Honestly, it just feels redundant at this point to keep trying to hand-hold these hysterics back to reality, and frankly, whatever I might say won’t be a whole lot different from what most of the reasonable commenters here are saying anyway. You know, the people who’ve figured out that it’s futile to keep thrashing their heads against the dead horse of Rogers’ cheapness, and have seen that there’s a legitimacy, as much as we don’t like it or may not think it’s necessary, to their refusal to put the cart before the horse. The fans who grasp that it would almost certainly have taken including a Brett Lawrie to bring Pineda to the Jays– and do ya maybe think that would have changed the tone of Damian Cox’s moronic spew? The ones who haven’t lost sight of where this club is truly at.

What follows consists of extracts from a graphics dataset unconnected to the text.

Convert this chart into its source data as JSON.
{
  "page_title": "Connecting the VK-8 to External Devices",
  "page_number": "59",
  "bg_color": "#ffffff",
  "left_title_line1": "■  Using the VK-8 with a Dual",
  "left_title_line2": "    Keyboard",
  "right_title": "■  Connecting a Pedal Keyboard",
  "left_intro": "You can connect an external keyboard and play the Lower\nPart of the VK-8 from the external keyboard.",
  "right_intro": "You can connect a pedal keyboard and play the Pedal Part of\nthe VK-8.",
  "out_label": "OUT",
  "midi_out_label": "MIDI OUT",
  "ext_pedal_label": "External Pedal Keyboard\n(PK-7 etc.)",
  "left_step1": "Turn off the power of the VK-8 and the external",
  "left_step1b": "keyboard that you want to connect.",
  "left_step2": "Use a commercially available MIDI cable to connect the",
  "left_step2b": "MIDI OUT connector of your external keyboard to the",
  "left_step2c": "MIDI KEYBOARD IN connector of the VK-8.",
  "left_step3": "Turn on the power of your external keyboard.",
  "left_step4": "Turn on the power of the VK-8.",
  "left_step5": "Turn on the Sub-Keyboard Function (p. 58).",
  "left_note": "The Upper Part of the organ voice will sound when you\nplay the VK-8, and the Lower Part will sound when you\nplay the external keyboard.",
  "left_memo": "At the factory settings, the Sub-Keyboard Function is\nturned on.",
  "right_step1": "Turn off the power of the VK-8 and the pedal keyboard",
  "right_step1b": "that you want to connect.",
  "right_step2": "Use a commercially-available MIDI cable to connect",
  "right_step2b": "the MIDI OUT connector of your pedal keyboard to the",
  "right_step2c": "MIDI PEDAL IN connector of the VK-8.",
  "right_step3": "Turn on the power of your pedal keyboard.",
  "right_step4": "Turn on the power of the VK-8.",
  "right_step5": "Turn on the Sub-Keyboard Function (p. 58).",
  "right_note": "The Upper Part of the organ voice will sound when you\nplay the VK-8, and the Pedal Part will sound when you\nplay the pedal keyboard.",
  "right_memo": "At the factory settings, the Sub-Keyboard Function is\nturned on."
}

Cathal Kelly suggests that “this year’s Jays look ominously like last year’s Jays,” apparently forgetting that Patterson and Nix are already replaced by Rasmus and Lawrie, Hill by Johnson, Rauch and Francisco by Santos and Oliver, Reyes by Alvarez, shitty first half Encarnacion by solid second half Encarnacion, hurting Lind by healthy Lind, and 27 starts from shitty Drabek and Villanueva (5.15 ERA as a starter, 1.50 as a reliever) by either better Drabek, or Dustin McGowan, or Drew Hutchison failing that.

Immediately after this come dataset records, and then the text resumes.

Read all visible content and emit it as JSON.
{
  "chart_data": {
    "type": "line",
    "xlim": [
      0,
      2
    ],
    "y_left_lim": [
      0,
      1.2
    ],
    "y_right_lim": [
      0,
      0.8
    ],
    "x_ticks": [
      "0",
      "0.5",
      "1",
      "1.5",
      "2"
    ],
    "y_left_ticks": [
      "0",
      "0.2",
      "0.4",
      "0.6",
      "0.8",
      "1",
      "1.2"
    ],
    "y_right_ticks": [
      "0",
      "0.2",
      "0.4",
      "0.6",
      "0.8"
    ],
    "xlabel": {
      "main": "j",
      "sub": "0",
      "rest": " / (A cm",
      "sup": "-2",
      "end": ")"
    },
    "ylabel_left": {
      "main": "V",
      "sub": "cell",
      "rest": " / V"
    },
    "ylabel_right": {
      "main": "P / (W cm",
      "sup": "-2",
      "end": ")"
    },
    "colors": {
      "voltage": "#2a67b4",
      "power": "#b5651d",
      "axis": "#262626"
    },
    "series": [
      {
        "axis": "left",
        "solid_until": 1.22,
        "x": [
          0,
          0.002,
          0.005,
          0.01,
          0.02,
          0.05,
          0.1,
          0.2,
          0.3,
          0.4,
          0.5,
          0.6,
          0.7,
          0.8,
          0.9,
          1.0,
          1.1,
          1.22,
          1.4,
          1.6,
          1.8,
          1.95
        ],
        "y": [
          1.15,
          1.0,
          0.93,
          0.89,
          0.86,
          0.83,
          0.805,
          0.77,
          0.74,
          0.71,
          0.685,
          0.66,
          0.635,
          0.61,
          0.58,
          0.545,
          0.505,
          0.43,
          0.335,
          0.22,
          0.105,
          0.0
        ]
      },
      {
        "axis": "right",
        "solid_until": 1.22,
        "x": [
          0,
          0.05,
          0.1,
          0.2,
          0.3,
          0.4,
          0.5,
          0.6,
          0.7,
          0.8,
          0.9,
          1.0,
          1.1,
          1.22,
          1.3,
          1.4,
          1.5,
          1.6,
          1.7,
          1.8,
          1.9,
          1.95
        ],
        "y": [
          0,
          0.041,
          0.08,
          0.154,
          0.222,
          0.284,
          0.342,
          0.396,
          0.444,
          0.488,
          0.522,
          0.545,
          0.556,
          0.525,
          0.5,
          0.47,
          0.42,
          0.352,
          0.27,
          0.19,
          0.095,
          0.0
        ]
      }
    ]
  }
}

The Jays start out better on paper. Plus, they’ll see guys like Hutchison, Anthony Gose, Travis d’Arnaud, Adeiny Hechavarria and a number of other arms get another year of development that will push them closer to the big leagues, and turning either themselves, or guys like Rasmus, Alvarez, McGowan, Brett Cecil, Travis Snider, Eric Thames, or JP Arencibia into decent trade chips– the kind of quality MLB-ready pieces the Jays lacked the ability to move this winter, that the Reds (Yonder Alonso), Diamondbacks (Jarrod Parker) and Yankees (Jesus Montero) didn’t.
Sure, another year of poor performance may see guys like Snider, Cecil and Drabek truly devalue themselves, but there were more than enough questions hanging over their heads this off-season that it’s not likely they would have been seen as true centrepieces in any deal like the ones Jays fans so badly want to rue the club’s failure to deliver on. Lawrie could be. d’Arnaud could be a key piece, but he certainly doesn’t have the offensive pedigree or minor league history of Montero– 2011 was truly his offensive breakout year, posting a .311/.371/.542/.914 line after two sub-.320 OBP, sub-.740 OPS seasons in the Sally and Florida State leagues.

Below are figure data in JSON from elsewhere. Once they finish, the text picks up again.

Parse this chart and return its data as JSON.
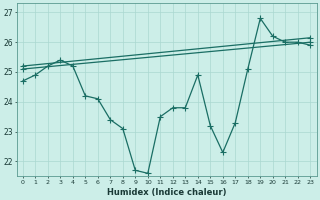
{
  "xlabel": "Humidex (Indice chaleur)",
  "bg_color": "#cceee8",
  "line_color": "#1a6e64",
  "grid_color": "#aad8d0",
  "ylim": [
    21.5,
    27.3
  ],
  "xlim": [
    -0.5,
    23.5
  ],
  "yticks": [
    22,
    23,
    24,
    25,
    26,
    27
  ],
  "xticks": [
    0,
    1,
    2,
    3,
    4,
    5,
    6,
    7,
    8,
    9,
    10,
    11,
    12,
    13,
    14,
    15,
    16,
    17,
    18,
    19,
    20,
    21,
    22,
    23
  ],
  "line1_x": [
    0,
    1,
    2,
    3,
    4,
    5,
    6,
    7,
    8,
    9,
    10,
    11,
    12,
    13,
    14,
    15,
    16,
    17,
    18,
    19,
    20,
    21,
    22,
    23
  ],
  "line1_y": [
    24.7,
    24.9,
    25.2,
    25.4,
    25.2,
    24.2,
    24.1,
    23.4,
    23.1,
    21.7,
    21.6,
    23.5,
    23.8,
    23.8,
    24.9,
    23.2,
    22.3,
    23.3,
    25.1,
    26.8,
    26.2,
    26.0,
    26.0,
    25.9
  ],
  "line2_x": [
    0,
    23
  ],
  "line2_y": [
    25.1,
    26.0
  ],
  "line3_x": [
    0,
    23
  ],
  "line3_y": [
    25.2,
    26.15
  ]
}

Given another strong year, he’s a much better trade candidate– or a more realistic candidate to force a JP Arencibia trade. Same goes for Gose and Rasmus, and the starters who spent 2011 at Dunedin and New Hampshire– Hutchison, McGuire, Jenkins, Wojciechowski– and the guys they’ll push for jobs at the back of the rotation. Even with expected flameouts, the Jays will have a lot of nice pieces– nicer than they realistically do now, given how far away some of their better prospects are, and how important to their future guys like Lawrie and d’Arnaud are– to move in a year’s time, or even at mid-season, when more clubs will be willing to start selling off what they’ve got. And they’ll have another wave of guys– Marisnick, Nicolino, Syndergaard– that much closer.
In other words, the Jays’ recent hoarding of draft picks is only just starting to pay dividends, and while a lot of fans will say that the new CBA makes that strategy untenable, insisting the Jays rush to change course and start spending wildly, there is really a lot still to be reaped from the rebuilding of the farm system.
This, of course, isn’t to excuse the club’s lack of spending– they could have augmented this process by filling roster spots with free agents– but to understand why the club hasn’t rushed into bad deals that weren’t very likely to get them to the level of their division rivals this year anyway, and why it’s not a cop out for Anthopoulos, working within the parameters that have rightly or wrongly been set by ownership, to have stayed so quiet this winter.
The Yankees have shown they’re always going to be strong, and there’s never really going to be some special one-time window of opportunity to blaze past them. People who insist the process isn’t going fast enough, or that spending and success won’t ever happen because it hasn’t happened yet, I’m sure it feels real cathartic to hysterically vent about what seems to be yet another off-season that hasn’t magically fulfilled your wildest dreams, the rest of us will be over here in reality, feeling fucking great about the future, having (mostly) never been under the illusion of any pipe dream path to a 2012 pennant.